Whenever you are dying, you must make a DC 5 Constitution check to become stable. Your vigorous health also grants you a +1 bonus on Fortitude saves.


erian_7 wrote:

My suggestion:

Whenever you are dying, you must make a DC 5 Constitution check to become stable. Your vigorous health also grants you a +1 bonus on Fortitude saves.

Sounds about right.

Dark Archive

Pathfinder Roleplaying Game Superscriber
erian_7 wrote:

My suggestion:

Whenever you are dying, you must make a DC 5 Constitution check to become stable. Your vigorous health also grants you a +1 bonus on Fortitude saves.

For my game, I wrote it as follows:

Lone Wolf
Although you may have grown up in the city, you led a lonely childhood and were forced to fend for yourself.
Prerequisite: 1st level, cannot have City Born or Country Born.
Benefit: You take a penalty on Constitution checks to become stable equal to half your negative hit point total, rounded down (minimum 0). Your vigorous health also grants you a +1 trait bonus on Fortitude saves.
Normal: You take a penalty on Constitution checks to become stable equal to your negative hit point total.

I wanted to maintain the integrity of the new DC while rewarding those who took the feat. Of course, reducing the DC to 5 is a bit simpler.


Yep, I thought about more complex bonuses that might more precisely mirror the statistical advantage granted by the original feat, but in the end went for simplicity.


Another possibility playing more on the PRPG death and stabilization rules could be this:
+1 on Fortitude saves and with regard to death and recovery your characters Constitution score is considered two points higher. I.e. the character dies -2 hp lower than normal and gets an additional bonus to constitution checks to stabilize and recover from injury.


The Grandfather wrote:

Another possibility playing more on the PRPG death and stabilization rules could be this:

+1 on Fortitude saves and with regard to death and recovery your characters Constitution score is considered two points higher. I.e. the character dies -2 hp lower than normal and gets an additional bonus to constitution checks to stabilize and recover from injury.

That doesn't work as well as increasing the number of rounds before you die only increases the penalty you get to make your stabilization check. This makes it less likely you'll stabilize and more likely you will die. Without something to improve your actual stabilization roll, the bonus constitution doesn't really do it, you really aren't making someone who is a Lone Wolf. You are making someone who relies on having someone who can heal him in order to survive after going negative.


This has been a niggler for me as well - my best thought so far was to grant a +4 bonus to stabilization checks (which is basically the same as setting the DC at 6). That makes it 20% more likely to succeed.

The hard to judge part is what does Lone Wolf really do? Does it:

  • Make you stabilize half the time?
  • Make you five times as likely to stabilize?
  • Make you 40% more likely to stabilize?
  • Make you not die some complicated percentage of the time, depending on your negative hp total?

    The last *actually* seems like the major effect.

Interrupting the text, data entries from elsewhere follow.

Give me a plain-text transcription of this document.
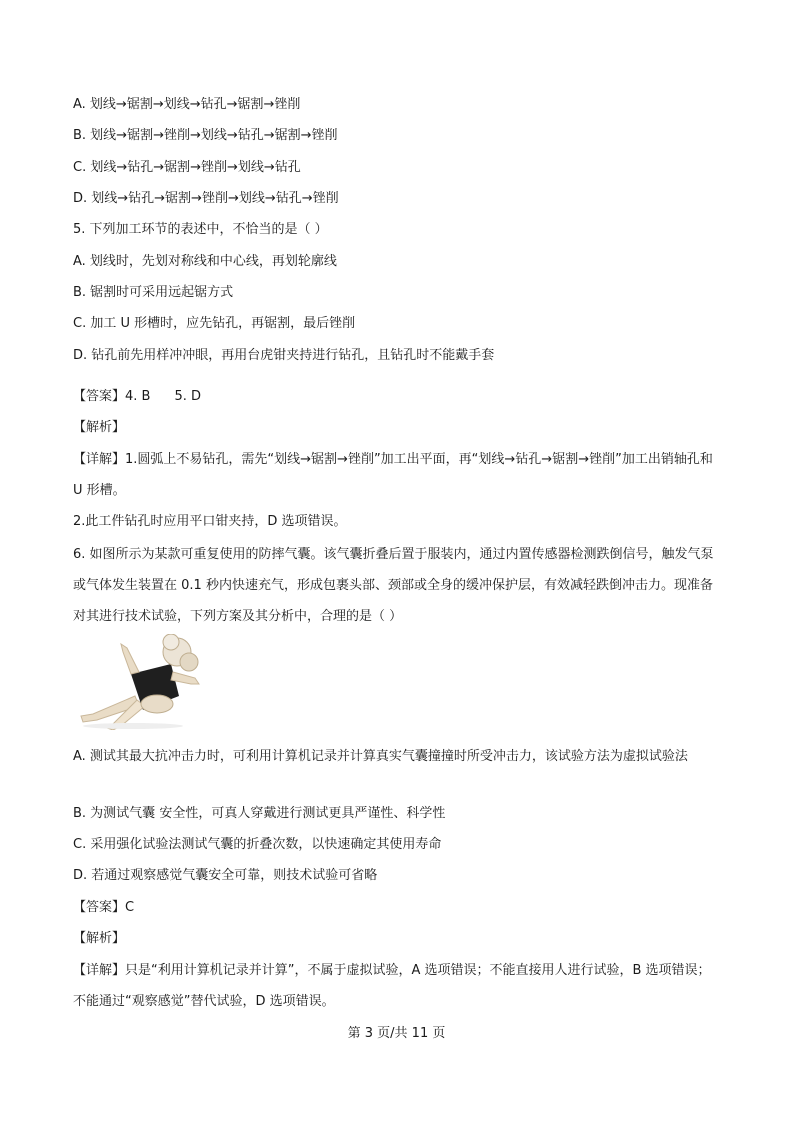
A. 划线→锯割→划线→钻孔→锯割→锉削
B. 划线→锯割→锉削→划线→钻孔→锯割→锉削
C. 划线→钻孔→锯割→锉削→划线→钻孔
D. 划线→钻孔→锯割→锉削→划线→钻孔→锉削
5. 下列加工环节的表述中，不恰当的是（ ）
A. 划线时，先划对称线和中心线，再划轮廓线
B. 锯割时可采用远起锯方式
C. 加工 U 形槽时，应先钻孔，再锯割，最后锉削
D. 钻孔前先用样冲冲眼，再用台虎钳夹持进行钻孔，且钻孔时不能戴手套
【答案】4. B 5. D
【解析】
【详解】1.圆弧上不易钻孔，需先“划线→锯割→锉削”加工出平面，再“划线→钻孔→锯割→锉削”加工出销轴孔和 U 形槽。
2.此工件钻孔时应用平口钳夹持，D 选项错误。
6. 如图所示为某款可重复使用的防摔气囊。该气囊折叠后置于服装内，通过内置传感器检测跌倒信号，触发气泵或气体发生装置在 0.1 秒内快速充气，形成包裹头部、颈部或全身的缓冲保护层，有效减轻跌倒冲击力。现准备对其进行技术试验，下列方案及其分析中，合理的是（ ）
A. 测试其最大抗冲击力时，可利用计算机记录并计算真实气囊撞撞时所受冲击力，该试验方法为虚拟试验法
B. 为测试气囊 安全性，可真人穿戴进行测试更具严谨性、科学性
C. 采用强化试验法测试气囊的折叠次数，以快速确定其使用寿命
D. 若通过观察感觉气囊安全可靠，则技术试验可省略
【答案】C
【解析】
【详解】只是“利用计算机记录并计算”，不属于虚拟试验，A 选项错误；不能直接用人进行试验，B 选项错误；不能通过“观察感觉”替代试验，D 选项错误。
第 3 页/共 11 页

In 3.5, you will fail to survive only once in 2^(10+hp total) times. -9, one in two times. -1, one in 512 times.

    Since the new rule sort of sets the base chance at 50% (DC 10), I think adding a +4 keeps the spirit of "you have a better but not absolute chance of not dying", whereas a +8 (equal to 40% better) would virtually ensure it.

    Oh... hmm... It *could* negate the effect of your hp total on the DC/roll.

    Lone Wolf
    Prerequisites: do not have the City Born or Country Born feats.
    Benefit: When attempting to stabilize from dying, do not modify your roll by your current hp total. The Constitution check remains DC 10.

    The only thing "wrong" with that, is that if someone got a +9 Constitution modifier, they would never fail the check. Note the "air-quotes".

    And for anyone wondering, this feat is in the Rise of the Runelords Player's Guide as one of the bonus background feats.